Dr Carlos A Camargo, MD of Massachusetts General Hospital, and colleagues assigned Mongolian 4th and 5th graders to different treatment groups.
The researchers focused on a subgroup of 247 children assigned to daily ingestion of unfortified milk (n=104) or milk fortified with 300 IU of vitamin D3 (n=143).
Before intervention, the median vitamin D level was 7 ng/mL. After the trial, the median vitamin D level for the unfortified group was 7 ng/mL compared to 19 ng/mL in the fortified group.
The researchers found there was a significantly lower incidence of acute respiratory infections among the children who were drinking the vitamin D fortified milk (p=.047). After adjusting for age, gender, and history of wheezing, the children in the treatment group had 50% fewer colds.

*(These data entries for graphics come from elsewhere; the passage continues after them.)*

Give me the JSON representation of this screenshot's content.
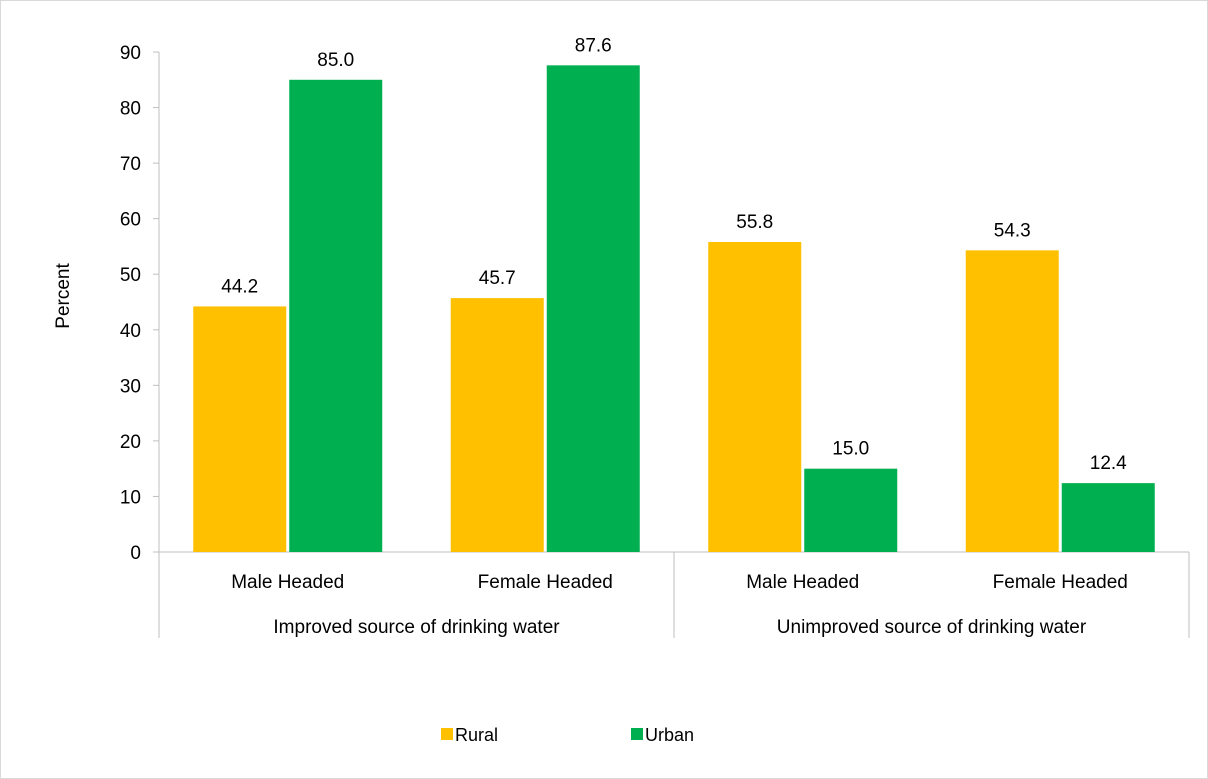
{
  "chart_data": {
    "type": "bar",
    "title": "",
    "xlabel": "",
    "ylabel": "Percent",
    "ylim": [
      0,
      90
    ],
    "yticks": [
      0,
      10,
      20,
      30,
      40,
      50,
      60,
      70,
      80,
      90
    ],
    "grid": false,
    "legend_position": "bottom",
    "groups": [
      {
        "label": "Improved source of drinking water",
        "categories": [
          "Male Headed",
          "Female Headed"
        ]
      },
      {
        "label": "Unimproved source of drinking water",
        "categories": [
          "Male Headed",
          "Female Headed"
        ]
      }
    ],
    "categories": [
      "Male Headed",
      "Female Headed",
      "Male Headed",
      "Female Headed"
    ],
    "series": [
      {
        "name": "Rural",
        "color": "#ffc000",
        "values": [
          44.2,
          45.7,
          55.8,
          54.3
        ],
        "labels": [
          "44.2",
          "45.7",
          "55.8",
          "54.3"
        ]
      },
      {
        "name": "Urban",
        "color": "#00b050",
        "values": [
          85.0,
          87.6,
          15.0,
          12.4
        ],
        "labels": [
          "85.0",
          "87.6",
          "15.0",
          "12.4"
        ]
      }
    ]
  }
}
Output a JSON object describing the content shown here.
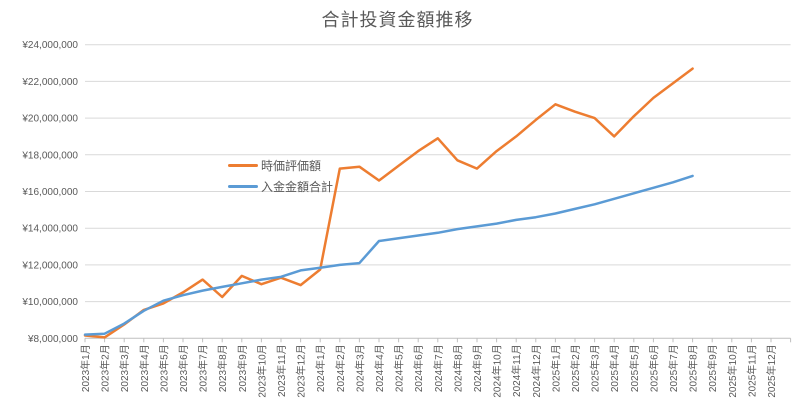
{
  "chart_data": {
    "type": "line",
    "title": "合計投資金額推移",
    "categories": [
      "2023年1月",
      "2023年2月",
      "2023年3月",
      "2023年4月",
      "2023年5月",
      "2023年6月",
      "2023年7月",
      "2023年8月",
      "2023年9月",
      "2023年10月",
      "2023年11月",
      "2023年12月",
      "2024年1月",
      "2024年2月",
      "2024年3月",
      "2024年4月",
      "2024年5月",
      "2024年6月",
      "2024年7月",
      "2024年8月",
      "2024年9月",
      "2024年10月",
      "2024年11月",
      "2024年12月",
      "2025年1月",
      "2025年2月",
      "2025年3月",
      "2025年4月",
      "2025年5月",
      "2025年6月",
      "2025年7月",
      "2025年8月",
      "2025年9月",
      "2025年10月",
      "2025年11月",
      "2025年12月"
    ],
    "series": [
      {
        "name": "時価評価額",
        "color": "#ED7D31",
        "values": [
          8150000,
          8050000,
          8750000,
          9550000,
          9900000,
          10500000,
          11200000,
          10250000,
          11400000,
          10950000,
          11300000,
          10900000,
          11750000,
          17250000,
          17350000,
          16600000,
          17400000,
          18200000,
          18900000,
          17700000,
          17250000,
          18200000,
          19000000,
          19900000,
          20750000,
          20350000,
          20000000,
          19000000,
          20100000,
          21100000,
          21900000,
          22700000,
          null,
          null,
          null,
          null
        ]
      },
      {
        "name": "入金金額合計",
        "color": "#5B9BD5",
        "values": [
          8200000,
          8250000,
          8800000,
          9500000,
          10050000,
          10350000,
          10600000,
          10800000,
          11000000,
          11200000,
          11350000,
          11700000,
          11850000,
          12000000,
          12100000,
          13300000,
          13450000,
          13600000,
          13750000,
          13950000,
          14100000,
          14250000,
          14450000,
          14600000,
          14800000,
          15050000,
          15300000,
          15600000,
          15900000,
          16200000,
          16500000,
          16850000,
          null,
          null,
          null,
          null
        ]
      }
    ],
    "ylim": [
      8000000,
      24000000
    ],
    "ytick_step": 2000000,
    "y_tick_labels": [
      "¥8,000,000",
      "¥10,000,000",
      "¥12,000,000",
      "¥14,000,000",
      "¥16,000,000",
      "¥18,000,000",
      "¥20,000,000",
      "¥22,000,000",
      "¥24,000,000"
    ],
    "grid": "horizontal",
    "legend_position": "inside-left-center",
    "gridline_color": "#D9D9D9",
    "axis_color": "#BFBFBF",
    "text_color": "#595959",
    "title_color": "#595959"
  }
}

Previous research suggests an inverse relationship between vitamin D levels and acute respiratory infections. The author’s state:
“Thus, although the Mongolian 25-hydroxyvitamin D results may, at first glance, seem like a finding applicable to only a small segment of the U.S. population, the observed 25-hydroxyvitamin D levels actually are not uncommon in several segments of the U.S. population.”
Dr Camargo concludes that the present study provides evidence that the link between vitamin D levels and respiratory infections is causal and treating vitamin D deficiency is an inexpensive way to potentially prevent these infections.